Jenny Shen: Okay. Great. And just the last one for me. Any thoughts on the current utilization trends? And any details in terms of like inpatient versus outpatient utilization, and maybe some thoughts on GLP-1? Thanks.
Amir Bacchus: Hi, Jenny. Dr. Bacchus here. So as far as we said, I mean we’ve actually been able to bend that cost curve down. We were down by 2% over this last year with the expenditures of people who we’re very, very concerned with. So jumping right to the GLP-1 question. Yes, we do have patients that are utilizing GLP-1s, but we’re also seeing clinical improvements in regards to cardiovascular disease and the other things that we use GLP-1s for, not necessarily just for blood sugar alone. It is nice to see that for our population being senior populations, it’s not necessarily something that you see like in commercial populations where a lot of people are using GLP-1 for potential weight loss and things like that. So we are a little bit, I’ll say covered with our senior populations that we manage.
From an inpatient standpoint and things like that, we continue to do and work with our plans. We are able to do concurrent review, especially on not only those delegated lives but also we do have some UM opportunities where we’re not fully delegated. So we’ll continue to do that as well and work with our plans to improve inpatient utilization, whether it’s direct hospitalization or even post-acute. So those are all things that we look at as well as being able to risk stratify our population very, very well to understand who are those populations at risk that are very high-cost, high-risk, rising risk populations so that our care management teams are working directly with not only our CMOs in our markets, but directly with our providers and patients to maximize their care and access.

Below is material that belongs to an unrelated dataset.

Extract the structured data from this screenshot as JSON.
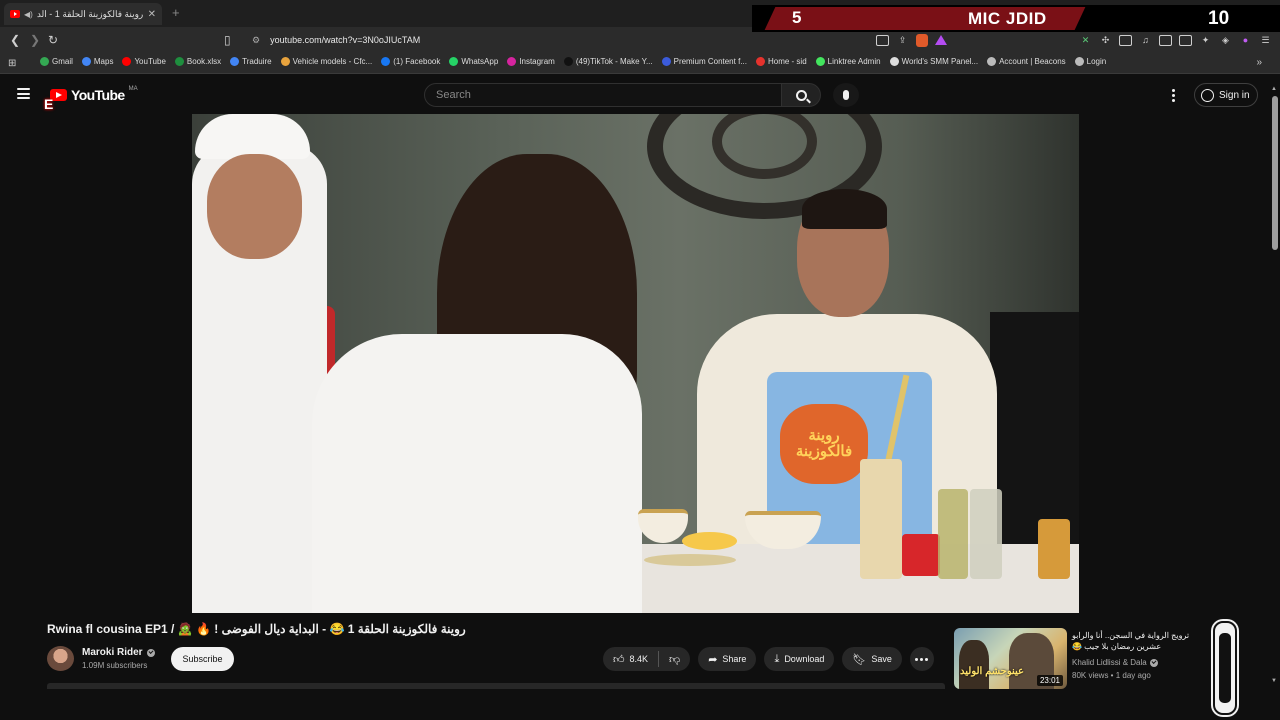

So these are all things that we do collectively to drive down that medical expense, and we have some real good actions going forward into ’24.
Sherif Abdou: Ryan, by the way, the question about the age, the average age of the persistent life is 73 years old.
Operator: This concludes our question-and-answer session. I would like to turn the conference over to Dr. Sherif Abdou for any closing remarks.